Kräftige Zuwächse verzeichnete der Bonner Konzern bei der Teilnehmerzahl im Mobilfunk. Dem Zwischenbericht zufolge wurden mit 22,6 Mill. Kunden per Ende Juni doppelt so viele Mobilfunkkunden gezählt als zum Vorjahreszeitpunkt. Damit seien bereits im ersten Halbjahr 2000 deutlich mehr Kunden akquiriert worden als im Gesamtjahr 1999, hieß es. Während das Mobilfunk-Geschäft in Deutschland im Jahresvergleich um 97 Prozent wuchs, legte die Kundenzahl bei der britischen Tochter One2One mit plus 135 Prozent überdurchschnittlich zu.

Die Finanzverbindlichkeiten des Unternehms stiegen laut Telekom bis Ende Juni auf 49,9 Mrd. Euro von 38,7 Mrd. Euro im Jahr zuvor. Die Erhöhung sei im wesentlichen durch die Aufnahme von mittelfristigen Schuldverschreibungen über 2,4 Mrd. Euro und die Finanzierung der britischen UMTS-Lizenz mit 5,7 Millarden Euro bedingt. Die jüngst begebene globale Industrieanleihe in Höhe von 14,6 Mrd. Dollar (rund 30 Mrd. DM) werde erst im dritten Quartal 2000 erfasst, hieß es.

Die Zahl der Beschäftigten im Konzern ist den Angaben zufolge gegenüber dem Jahresende 1999 im wesentlichen mit 195 700 Mitarbeitern konstant geblieben. Ein Personalabbau in der AG von rund 3 800 Beschäftigten wurde durch den Personalaufbau bei den Neukonsolidierungen sowie in den Wachstumsbereichen kompensiert. Die Personalproduktivität des Konzerns sei somit auf Basis des erhöhten Umsatzes gestiegen.

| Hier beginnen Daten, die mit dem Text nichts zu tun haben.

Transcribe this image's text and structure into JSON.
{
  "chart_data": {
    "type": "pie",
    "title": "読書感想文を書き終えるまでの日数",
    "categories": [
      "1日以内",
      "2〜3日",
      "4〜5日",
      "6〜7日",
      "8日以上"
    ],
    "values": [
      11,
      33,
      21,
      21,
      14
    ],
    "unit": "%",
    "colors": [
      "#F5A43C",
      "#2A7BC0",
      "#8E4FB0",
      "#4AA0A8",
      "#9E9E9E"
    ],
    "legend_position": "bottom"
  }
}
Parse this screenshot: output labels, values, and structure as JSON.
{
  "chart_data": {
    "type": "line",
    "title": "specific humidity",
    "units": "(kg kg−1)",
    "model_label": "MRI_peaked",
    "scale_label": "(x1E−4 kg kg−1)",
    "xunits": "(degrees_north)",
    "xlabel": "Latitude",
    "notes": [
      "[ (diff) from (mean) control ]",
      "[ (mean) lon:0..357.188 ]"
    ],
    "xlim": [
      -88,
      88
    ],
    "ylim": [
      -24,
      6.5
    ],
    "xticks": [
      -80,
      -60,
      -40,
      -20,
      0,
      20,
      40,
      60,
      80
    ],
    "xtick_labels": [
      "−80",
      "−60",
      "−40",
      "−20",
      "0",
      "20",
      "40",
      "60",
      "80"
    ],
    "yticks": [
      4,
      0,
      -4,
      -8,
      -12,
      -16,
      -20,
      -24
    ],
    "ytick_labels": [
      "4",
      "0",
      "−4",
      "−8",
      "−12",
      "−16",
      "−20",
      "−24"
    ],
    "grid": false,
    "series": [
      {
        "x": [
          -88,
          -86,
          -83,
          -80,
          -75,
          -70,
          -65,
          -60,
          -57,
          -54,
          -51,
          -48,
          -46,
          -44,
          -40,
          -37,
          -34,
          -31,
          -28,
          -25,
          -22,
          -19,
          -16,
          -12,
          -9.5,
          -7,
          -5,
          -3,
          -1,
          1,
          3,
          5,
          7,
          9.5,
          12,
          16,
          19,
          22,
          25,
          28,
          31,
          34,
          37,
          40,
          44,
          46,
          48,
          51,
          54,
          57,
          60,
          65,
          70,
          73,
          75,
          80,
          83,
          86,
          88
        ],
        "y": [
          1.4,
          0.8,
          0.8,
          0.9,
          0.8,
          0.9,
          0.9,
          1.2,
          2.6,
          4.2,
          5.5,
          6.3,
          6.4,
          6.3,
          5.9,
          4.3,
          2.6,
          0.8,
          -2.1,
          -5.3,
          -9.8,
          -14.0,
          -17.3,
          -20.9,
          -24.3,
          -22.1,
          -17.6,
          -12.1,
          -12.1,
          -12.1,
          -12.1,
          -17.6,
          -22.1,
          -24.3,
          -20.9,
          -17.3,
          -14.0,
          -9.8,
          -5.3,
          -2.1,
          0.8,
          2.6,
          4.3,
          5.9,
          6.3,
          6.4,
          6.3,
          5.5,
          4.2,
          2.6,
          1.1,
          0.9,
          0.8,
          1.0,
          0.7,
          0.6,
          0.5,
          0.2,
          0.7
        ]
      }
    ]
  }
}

Die Zahl der T-Online-Kunden nannte die Telekom per Ende Juni mit 6,0 Mill. nach 4,2 Mill. zum Jahresende 1999 und 3,3 Mill. per Juni 1999. Damit sei man weiterhin Marktführer in Europa, hieß es. Die Zahl der Telefonanschlüsse im Festnetz stieg im Jahresvergleich um drei Prozent auf 48,5 Mill.. Die Zahl der ISDN-Anschlüsse wuchs mit 31 Prozent auf 15,3 Mill. überdurchschnittlich.

Die Aktien der Telekom, die seit Bekanntgabe der Übernahme der US-Mobilfunkfirma VoiceStream auf Grund des als hoch angesehenen Preises unter Druck sind, erholten sich am Donnerstag etwas. Die Aktie zog vormittags um knapp ein Prozent auf 51,58 Euro an.